Antisense Oligonucleotide (ASO) Products

At this time, development of individualized genetic drug products is most advanced for antisense oligonucleotide (ASO) products. Therefore, was taken the first steps in bringing clarity to this emerging area of individualized medicine development by releasing a new draft guidance on investigational new drug (IND) submissions for individualized ASO drug products. 

For genetic diseases, recent approaches to testing and molecular diagnosis have allowed us to pinpoint, in some cases, the exact cause of a patient’s disease. For a patient with a very rare genetic disease, development of a drug product that is tailored to that patient’s specific genetic variant may be possible. This is an important advance in treatment for those with very rare genetic diseases, especially those for which there are no adequate therapies available to treat the disease. Often, these very rare diseases are rapidly progressing, debilitating, and in many cases, can lead to premature death if left untreated.

“Developing these products – also referred to as “n of 1” therapies by some because they are designed for a patient population of one person – brings a set of challenges and considerations not seen with the typical drug development process. First, the disease is often rapidly progressing, requiring prompt medical intervention. Therefore, development needs to proceed very quickly to have a chance at helping the individual.
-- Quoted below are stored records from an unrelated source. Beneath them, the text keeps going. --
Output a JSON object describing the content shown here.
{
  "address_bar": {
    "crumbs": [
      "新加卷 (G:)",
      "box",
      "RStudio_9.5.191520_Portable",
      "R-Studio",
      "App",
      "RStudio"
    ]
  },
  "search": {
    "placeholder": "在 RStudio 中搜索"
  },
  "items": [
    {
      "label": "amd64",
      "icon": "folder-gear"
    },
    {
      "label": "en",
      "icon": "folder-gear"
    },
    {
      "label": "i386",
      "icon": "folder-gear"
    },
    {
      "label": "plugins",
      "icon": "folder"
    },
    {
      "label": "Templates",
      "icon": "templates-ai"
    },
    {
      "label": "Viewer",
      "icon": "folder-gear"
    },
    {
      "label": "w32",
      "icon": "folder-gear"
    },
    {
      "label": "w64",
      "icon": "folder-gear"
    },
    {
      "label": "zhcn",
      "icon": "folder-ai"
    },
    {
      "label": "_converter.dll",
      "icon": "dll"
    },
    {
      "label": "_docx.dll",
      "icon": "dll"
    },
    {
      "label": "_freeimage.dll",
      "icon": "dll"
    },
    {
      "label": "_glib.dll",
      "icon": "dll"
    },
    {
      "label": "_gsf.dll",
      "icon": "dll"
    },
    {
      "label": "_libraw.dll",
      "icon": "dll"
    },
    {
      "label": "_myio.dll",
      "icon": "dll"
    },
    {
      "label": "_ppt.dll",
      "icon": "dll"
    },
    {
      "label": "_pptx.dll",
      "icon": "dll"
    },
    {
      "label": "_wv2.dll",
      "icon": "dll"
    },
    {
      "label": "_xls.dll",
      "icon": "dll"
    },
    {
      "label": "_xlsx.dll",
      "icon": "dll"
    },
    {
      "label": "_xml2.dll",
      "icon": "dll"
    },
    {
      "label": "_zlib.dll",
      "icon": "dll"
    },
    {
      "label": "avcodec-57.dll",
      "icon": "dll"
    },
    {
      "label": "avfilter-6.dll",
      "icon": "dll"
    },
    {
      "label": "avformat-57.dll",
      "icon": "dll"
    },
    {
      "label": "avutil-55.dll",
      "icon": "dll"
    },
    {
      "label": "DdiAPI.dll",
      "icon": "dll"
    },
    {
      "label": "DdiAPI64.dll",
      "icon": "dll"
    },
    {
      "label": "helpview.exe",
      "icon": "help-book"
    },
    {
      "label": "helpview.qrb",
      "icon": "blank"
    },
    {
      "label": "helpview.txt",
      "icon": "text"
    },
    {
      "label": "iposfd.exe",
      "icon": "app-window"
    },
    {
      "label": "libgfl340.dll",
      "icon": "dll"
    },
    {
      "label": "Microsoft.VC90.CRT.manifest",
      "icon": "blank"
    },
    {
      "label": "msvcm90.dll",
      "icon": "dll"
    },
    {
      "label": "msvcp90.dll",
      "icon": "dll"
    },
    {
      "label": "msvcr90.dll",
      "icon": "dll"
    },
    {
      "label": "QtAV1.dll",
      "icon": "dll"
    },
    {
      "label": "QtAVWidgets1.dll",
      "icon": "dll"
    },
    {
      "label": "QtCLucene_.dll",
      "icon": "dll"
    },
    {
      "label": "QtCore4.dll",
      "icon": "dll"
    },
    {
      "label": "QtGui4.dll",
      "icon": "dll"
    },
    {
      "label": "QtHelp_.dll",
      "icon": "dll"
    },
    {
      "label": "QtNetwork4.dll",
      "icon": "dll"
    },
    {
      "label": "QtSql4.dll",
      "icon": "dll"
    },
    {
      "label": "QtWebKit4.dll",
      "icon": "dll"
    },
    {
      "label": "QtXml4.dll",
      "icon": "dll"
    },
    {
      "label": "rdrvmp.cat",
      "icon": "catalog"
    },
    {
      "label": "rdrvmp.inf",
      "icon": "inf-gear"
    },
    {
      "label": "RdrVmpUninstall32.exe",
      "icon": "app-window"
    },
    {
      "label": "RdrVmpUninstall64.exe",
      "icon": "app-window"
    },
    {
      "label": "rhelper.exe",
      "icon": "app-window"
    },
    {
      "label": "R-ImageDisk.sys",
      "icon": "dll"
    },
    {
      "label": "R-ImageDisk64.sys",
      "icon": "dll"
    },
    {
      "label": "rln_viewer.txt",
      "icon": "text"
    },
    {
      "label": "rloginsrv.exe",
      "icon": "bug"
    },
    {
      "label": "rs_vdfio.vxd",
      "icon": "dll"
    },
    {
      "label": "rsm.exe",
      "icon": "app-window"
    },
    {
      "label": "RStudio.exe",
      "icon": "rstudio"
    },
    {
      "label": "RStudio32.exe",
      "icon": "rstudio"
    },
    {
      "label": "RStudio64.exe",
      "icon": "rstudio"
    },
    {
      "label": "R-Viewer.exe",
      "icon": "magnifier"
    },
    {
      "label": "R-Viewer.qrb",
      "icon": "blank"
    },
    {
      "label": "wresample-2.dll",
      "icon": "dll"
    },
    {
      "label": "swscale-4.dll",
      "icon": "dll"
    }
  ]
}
Second, drug discovery and development for these drug products may be carried out by academic investigators, rather than by biopharmaceutical or pharmaceutical companies. These investigators may be less familiar with FDA’s regulations, policies and practices, and less experienced in interacting with the FDA,” – the FDA said.

The Guidance For Individualized Medicine Developers

The guidance from FDA to developers ASO products on an approach to interacting with, and making regulatory submissions to, the FDA: 

  • The approach to obtaining feedback from the FDA,
  • The expectations and process for making regulatory submissions to the FDA,
  • Recommendations about the requirement for Institutional Review Board (IRB) review of the protocols within, and
  • How to obtain informed consent. 

In a report now published in the New England Journal of Medicine, describe the discovery, development, and administration of an antisense oligonucleotide (ASO) therapy specifically designed for a single patient with CLN7 neuronal ceroid lipofuscinosis (a form of Batten’s disease), a fatal genetic neurodegenerative disorder.
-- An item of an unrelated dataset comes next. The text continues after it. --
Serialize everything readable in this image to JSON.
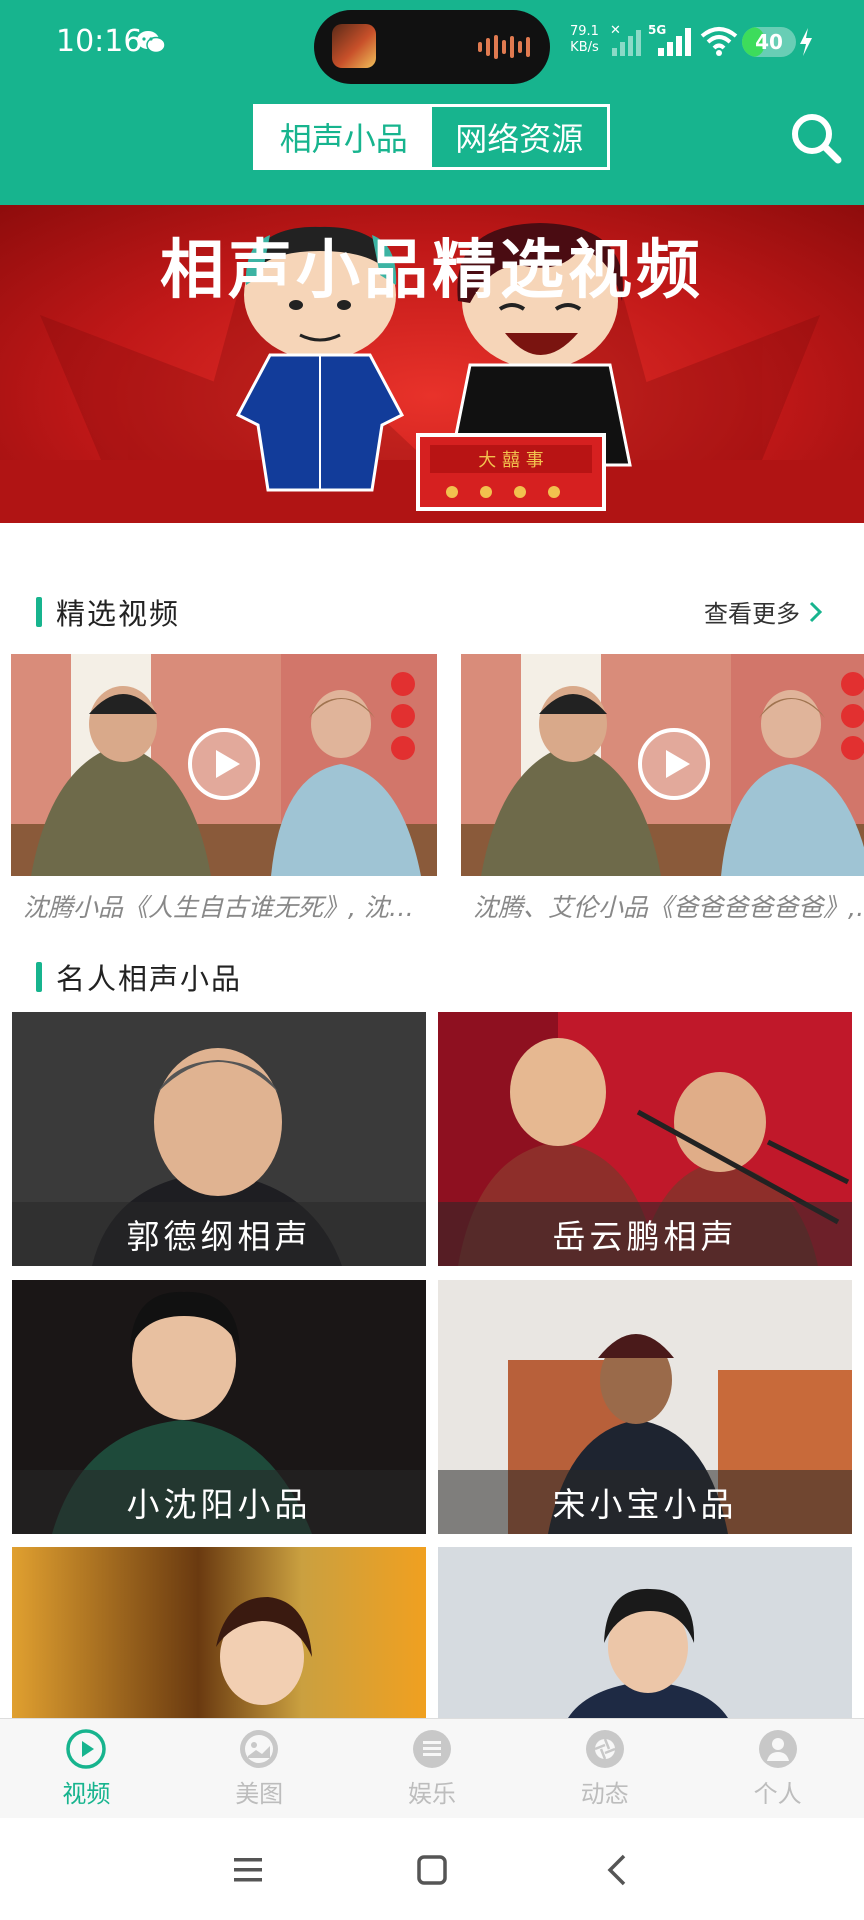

The authors showed that the retrotransposon insertion in this patient led to missplicing of the MFSD8 messenger RNA (mRNA) and probably to premature translational termination. The authors devised candidate ASOs that were intended to “correct” the missplicing of the mRNA and selected a candidate ASO that, in cultured patient fibroblasts, resulted in an increase in the ratio of normal to mutant mRNA.

Evaluation of lysosomal function in vitro showed improvements in the presence of the ASO. After an abbreviated toxicologic evaluation and after obtaining authorization from the Food and Drug Administration (FDA) and expedited institutional review board approval, the investigators administered the compound intrathecally to the patient in ascending doses.

“We also are optimistic that development of these individualized drug products may spur gene sequencing that leads to the development of additional individualized drug products for the same disease (though perhaps caused by a different mutation). This guidance, which provides clarity on the early development and IND submission process, is the FDA’s first step in working with those who are developing these individualized drug products,” – the Administration resume.